Information Technology Blogs: memtable_flush

FlushWriter                       0         0            941         0                53

If you noticed in a cassandra cluster, I often noticed that the pool FlushWriter all time block always increased while other pool remain 0. So is this that we should concern of?

Snippet from class ColumnFamilyStore:

/*
 * maybeSwitchMemtable puts Memtable.getSortedContents on the writer executor.  When the write is complete,
 * we turn the writer into an SSTableReader and add it to ssTables_ where it is available for reads.
 *
 * There are two other things that maybeSwitchMemtable does.
 * First, it puts the Memtable into memtablesPendingFlush, where it stays until the flush is complete
 * and it's been added as an SSTableReader to ssTables_.  Second, it adds an entry to commitLogUpdater
 * that waits for the flush to complete, then calls onMemtableFlush.  This allows multiple flushes
 * to happen simultaneously on multicore systems, while still calling onMF in the correct order,
 * which is necessary for replay in case of a restart since CommitLog assumes that when onMF is
 * called, all data up to the given context has been persisted to SSTables.
 */
 private static final ExecutorService flushWriter
        = new JMXEnabledThreadPoolExecutor(DatabaseDescriptor.getFlushWriters(),
                                           StageManager.KEEPALIVE,
                                           TimeUnit.SECONDS,
                                           new LinkedBlockingQueue<Runnable>(DatabaseDescriptor.getFlushQueueSize()),
                                           new NamedThreadFactory("FlushWriter"),
                                           "internal");

Just like other Stage.replicate_on_write, FlushWriter is also an instance of JMXEnabledThreadPoolExecutor, governed by two configuration which you can altered in cassandra.yaml.

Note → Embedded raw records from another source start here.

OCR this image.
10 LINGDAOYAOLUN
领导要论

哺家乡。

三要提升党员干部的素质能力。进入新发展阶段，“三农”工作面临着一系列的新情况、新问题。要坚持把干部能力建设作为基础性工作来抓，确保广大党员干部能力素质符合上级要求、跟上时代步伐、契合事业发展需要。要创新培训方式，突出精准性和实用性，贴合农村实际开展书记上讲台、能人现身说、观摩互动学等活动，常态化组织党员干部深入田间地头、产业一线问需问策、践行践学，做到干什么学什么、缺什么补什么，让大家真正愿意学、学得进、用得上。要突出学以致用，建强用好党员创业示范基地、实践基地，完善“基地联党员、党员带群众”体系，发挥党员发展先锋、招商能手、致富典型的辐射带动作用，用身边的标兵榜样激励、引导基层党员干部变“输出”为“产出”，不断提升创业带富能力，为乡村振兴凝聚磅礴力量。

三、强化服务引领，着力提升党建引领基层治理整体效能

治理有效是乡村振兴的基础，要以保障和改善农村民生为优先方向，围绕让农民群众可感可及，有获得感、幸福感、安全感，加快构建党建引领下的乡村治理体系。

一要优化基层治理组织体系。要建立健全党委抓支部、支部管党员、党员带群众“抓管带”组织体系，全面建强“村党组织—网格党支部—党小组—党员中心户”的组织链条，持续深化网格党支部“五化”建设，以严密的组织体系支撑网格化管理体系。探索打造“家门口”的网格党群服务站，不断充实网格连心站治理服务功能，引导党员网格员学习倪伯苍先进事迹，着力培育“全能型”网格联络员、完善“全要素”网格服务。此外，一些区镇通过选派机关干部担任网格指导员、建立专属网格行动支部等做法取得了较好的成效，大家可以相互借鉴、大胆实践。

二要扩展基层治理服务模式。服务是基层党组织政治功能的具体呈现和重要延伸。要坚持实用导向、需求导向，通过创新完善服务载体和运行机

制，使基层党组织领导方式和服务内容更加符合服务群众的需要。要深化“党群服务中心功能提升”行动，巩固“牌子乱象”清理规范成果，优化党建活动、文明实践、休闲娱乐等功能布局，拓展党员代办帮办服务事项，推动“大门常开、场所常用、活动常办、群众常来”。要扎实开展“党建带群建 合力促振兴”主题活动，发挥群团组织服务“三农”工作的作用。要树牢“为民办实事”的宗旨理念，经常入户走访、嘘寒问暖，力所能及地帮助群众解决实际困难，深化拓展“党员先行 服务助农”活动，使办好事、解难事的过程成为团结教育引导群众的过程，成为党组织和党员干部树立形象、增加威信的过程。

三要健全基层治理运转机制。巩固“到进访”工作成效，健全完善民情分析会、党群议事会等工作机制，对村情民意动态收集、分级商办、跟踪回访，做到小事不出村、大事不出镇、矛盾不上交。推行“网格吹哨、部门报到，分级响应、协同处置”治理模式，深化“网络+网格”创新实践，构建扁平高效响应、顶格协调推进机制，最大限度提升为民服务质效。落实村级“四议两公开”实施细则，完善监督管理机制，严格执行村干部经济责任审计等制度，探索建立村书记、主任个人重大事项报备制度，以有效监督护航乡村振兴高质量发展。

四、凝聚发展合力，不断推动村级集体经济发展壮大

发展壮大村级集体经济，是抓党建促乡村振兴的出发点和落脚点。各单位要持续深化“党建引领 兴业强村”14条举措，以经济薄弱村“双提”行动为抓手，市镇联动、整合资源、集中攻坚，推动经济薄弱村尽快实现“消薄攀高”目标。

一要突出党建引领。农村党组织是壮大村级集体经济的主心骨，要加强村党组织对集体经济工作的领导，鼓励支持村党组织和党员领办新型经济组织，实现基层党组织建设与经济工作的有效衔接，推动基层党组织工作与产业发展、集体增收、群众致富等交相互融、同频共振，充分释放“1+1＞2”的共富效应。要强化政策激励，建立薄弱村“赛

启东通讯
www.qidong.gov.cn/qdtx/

memtable_flush_writers default based on number of data_file_directories specified.

memtable_flush_queue_size default 4

Whenever maybeSwitchMemtable is called, memtable.flushAndSignal() is called within.

Notice that in Memtable.flushAndSignal(), ExecutorService which is extends a few until the construction object JMXEnabledThreadPoolExecutor for pool FlushWriter aforementioned. So whenever, the task is rejected due to queue full, method rejectedExecution() is triggered which eventually increase the count by one.

So that's it, hope you get an idea what and why is the all time block for pool FlushWriter is increased, so it should give indication you should altered the parameter for the two configuration in cassandra.yaml file.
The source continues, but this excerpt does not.